US-East PoP may have experienced delays with messages being written to Storage

Incident Report for PubNub

Postmortem

Problem Description, Impact, and Resolution

On Jan 11, 2021, at 20:45 UTC messages stopped being written to Storage for publishes in our US-East PoP resulting in those messages not being available in history during the incident. The delay was caused by slow database writes caused by a problem with the way deleted records are handled in the distributed data store in some scenarios. We were able to restart the process and the issue was resolved at 22:23 UTC. During the incident, Storage reads were successful for any data that persisted prior to the incident, and no data was lost, instead all messages published during the incident were queued until the writers were able to successfully catch up.
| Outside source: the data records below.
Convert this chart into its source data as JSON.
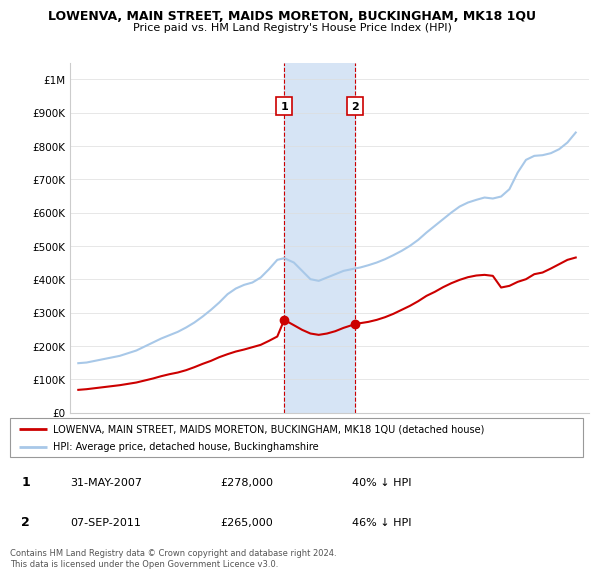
{
  "title": "LOWENVA, MAIN STREET, MAIDS MORETON, BUCKINGHAM, MK18 1QU",
  "subtitle": "Price paid vs. HM Land Registry's House Price Index (HPI)",
  "legend_line1": "LOWENVA, MAIN STREET, MAIDS MORETON, BUCKINGHAM, MK18 1QU (detached house)",
  "legend_line2": "HPI: Average price, detached house, Buckinghamshire",
  "footnote": "Contains HM Land Registry data © Crown copyright and database right 2024.\nThis data is licensed under the Open Government Licence v3.0.",
  "table": [
    {
      "num": "1",
      "date": "31-MAY-2007",
      "price": "£278,000",
      "hpi": "40% ↓ HPI"
    },
    {
      "num": "2",
      "date": "07-SEP-2011",
      "price": "£265,000",
      "hpi": "46% ↓ HPI"
    }
  ],
  "hpi_color": "#a8c8e8",
  "price_color": "#cc0000",
  "highlight_color": "#d6e4f5",
  "marker1_x": 2007.42,
  "marker2_x": 2011.68,
  "marker1_y": 278000,
  "marker2_y": 265000,
  "ylim": [
    0,
    1050000
  ],
  "xlim_start": 1994.5,
  "xlim_end": 2025.8,
  "yticks": [
    0,
    100000,
    200000,
    300000,
    400000,
    500000,
    600000,
    700000,
    800000,
    900000,
    1000000
  ],
  "ytick_labels": [
    "£0",
    "£100K",
    "£200K",
    "£300K",
    "£400K",
    "£500K",
    "£600K",
    "£700K",
    "£800K",
    "£900K",
    "£1M"
  ],
  "hpi_years": [
    1995,
    1995.5,
    1996,
    1996.5,
    1997,
    1997.5,
    1998,
    1998.5,
    1999,
    1999.5,
    2000,
    2000.5,
    2001,
    2001.5,
    2002,
    2002.5,
    2003,
    2003.5,
    2004,
    2004.5,
    2005,
    2005.5,
    2006,
    2006.5,
    2007,
    2007.42,
    2008,
    2008.5,
    2009,
    2009.5,
    2010,
    2010.5,
    2011,
    2011.68,
    2012,
    2012.5,
    2013,
    2013.5,
    2014,
    2014.5,
    2015,
    2015.5,
    2016,
    2016.5,
    2017,
    2017.5,
    2018,
    2018.5,
    2019,
    2019.5,
    2020,
    2020.5,
    2021,
    2021.5,
    2022,
    2022.5,
    2023,
    2023.5,
    2024,
    2024.5,
    2025
  ],
  "hpi_values": [
    148000,
    150000,
    155000,
    160000,
    165000,
    170000,
    178000,
    186000,
    198000,
    210000,
    222000,
    232000,
    242000,
    255000,
    270000,
    288000,
    308000,
    330000,
    355000,
    372000,
    383000,
    390000,
    405000,
    430000,
    458000,
    463000,
    450000,
    425000,
    400000,
    395000,
    405000,
    415000,
    425000,
    432000,
    435000,
    442000,
    450000,
    460000,
    472000,
    485000,
    500000,
    518000,
    540000,
    560000,
    580000,
    600000,
    618000,
    630000,
    638000,
    645000,
    642000,
    648000,
    670000,
    720000,
    758000,
    770000,
    772000,
    778000,
    790000,
    810000,
    840000
  ],
  "red_years": [
    1995,
    1995.5,
    1996,
    1996.5,
    1997,
    1997.5,
    1998,
    1998.5,
    1999,
    1999.5,
    2000,
    2000.5,
    2001,
    2001.5,
    2002,
    2002.5,
    2003,
    2003.5,
    2004,
    2004.5,
    2005,
    2005.5,
    2006,
    2006.5,
    2007,
    2007.42,
    2008,
    2008.5,
    2009,
    2009.5,
    2010,
    2010.5,
    2011,
    2011.68,
    2012,
    2012.5,
    2013,
    2013.5,
    2014,
    2014.5,
    2015,
    2015.5,
    2016,
    2016.5,
    2017,
    2017.5,
    2018,
    2018.5,
    2019,
    2019.5,
    2020,
    2020.5,
    2021,
    2021.5,
    2022,
    2022.5,
    2023,
    2023.5,
    2024,
    2024.5,
    2025
  ],
  "red_values": [
    68000,
    70000,
    73000,
    76000,
    79000,
    82000,
    86000,
    90000,
    96000,
    102000,
    109000,
    115000,
    120000,
    127000,
    136000,
    146000,
    155000,
    166000,
    175000,
    183000,
    189000,
    196000,
    203000,
    215000,
    228000,
    278000,
    262000,
    248000,
    237000,
    233000,
    237000,
    244000,
    254000,
    265000,
    268000,
    272000,
    278000,
    286000,
    296000,
    308000,
    320000,
    334000,
    350000,
    362000,
    376000,
    388000,
    398000,
    406000,
    411000,
    413000,
    410000,
    375000,
    380000,
    392000,
    400000,
    415000,
    420000,
    432000,
    445000,
    458000,
    465000
  ]
}
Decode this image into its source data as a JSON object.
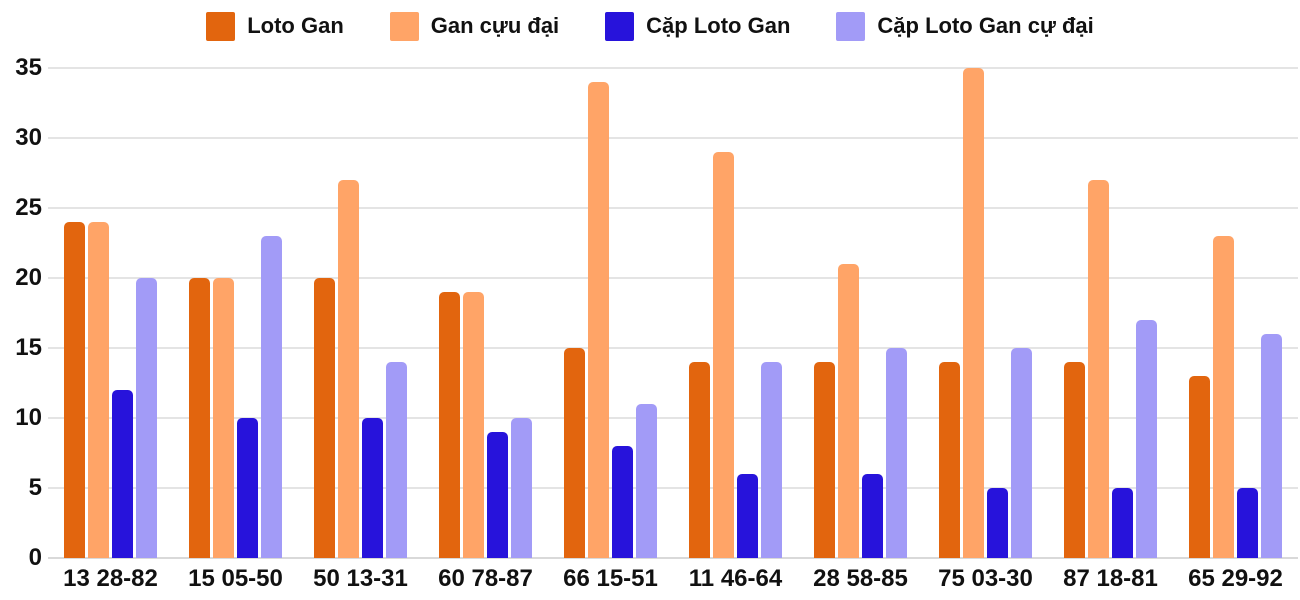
{
  "chart_data": {
    "type": "bar",
    "title": "",
    "xlabel": "",
    "ylabel": "",
    "categories": [
      "13 28-82",
      "15 05-50",
      "50 13-31",
      "60 78-87",
      "66 15-51",
      "11 46-64",
      "28 58-85",
      "75 03-30",
      "87 18-81",
      "65 29-92"
    ],
    "series": [
      {
        "name": "Loto Gan",
        "color": "#e2650e",
        "values": [
          24,
          20,
          20,
          19,
          15,
          14,
          14,
          14,
          14,
          13
        ]
      },
      {
        "name": "Gan cựu đại",
        "color": "#ffa467",
        "values": [
          24,
          20,
          27,
          19,
          34,
          29,
          21,
          35,
          27,
          23
        ]
      },
      {
        "name": "Cặp Loto Gan",
        "color": "#2713db",
        "values": [
          12,
          10,
          10,
          9,
          8,
          6,
          6,
          5,
          5,
          5
        ]
      },
      {
        "name": "Cặp Loto Gan cự đại",
        "color": "#a29bf7",
        "values": [
          20,
          23,
          14,
          10,
          11,
          14,
          15,
          15,
          17,
          16
        ]
      }
    ],
    "ylim": [
      0,
      35
    ],
    "yticks": [
      0,
      5,
      10,
      15,
      20,
      25,
      30,
      35
    ],
    "grid": "horizontal",
    "legend_position": "top",
    "text_color": "#111111",
    "gridline_color": "#e4e4e4",
    "background_color": "#ffffff"
  }
}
Mitigation Steps and Recommended Future Preventative Measures

We have updated the code to prevent the errors caused by deleted records in the distributed data storage.
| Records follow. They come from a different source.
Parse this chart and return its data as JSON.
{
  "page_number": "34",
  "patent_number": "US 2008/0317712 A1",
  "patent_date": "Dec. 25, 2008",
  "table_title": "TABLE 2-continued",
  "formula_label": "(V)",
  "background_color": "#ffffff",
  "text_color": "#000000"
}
Posted Jan 26, 2021 - 18:59 UTC

Resolved

This incident has been resolved.

Posted Jan 11, 2021 - 23:43 UTC

Monitoring

A fix has been implemented at 10:23 PM UTC and we are monitoring the results for the next 1 hour.

Posted Jan 11, 2021 - 22:30 UTC

Update

Latencies have recovered in US West, also catching up with the messages published that were written to storage.

Posted Jan 11, 2021 - 22:16 UTC

Update

We are continuing to investigate this issue and seeing elevated latencies in the US West and EU Central.

Posted Jan 11, 2021 - 22:03 UTC

Identified

The issue has been identified and we are working on a fix.

Posted Jan 11, 2021 - 21:29 UTC

Investigating

Starting around 20:44UTC (12:44 PST), customers in our US-East PoP may have experience delays between the time messages were published and the time they were written to storage.

Posted Jan 11, 2021 - 21:25 UTC

This incident affected: Points of Presence (North America Points of Presence) and Realtime Network (Storage and Playback Service).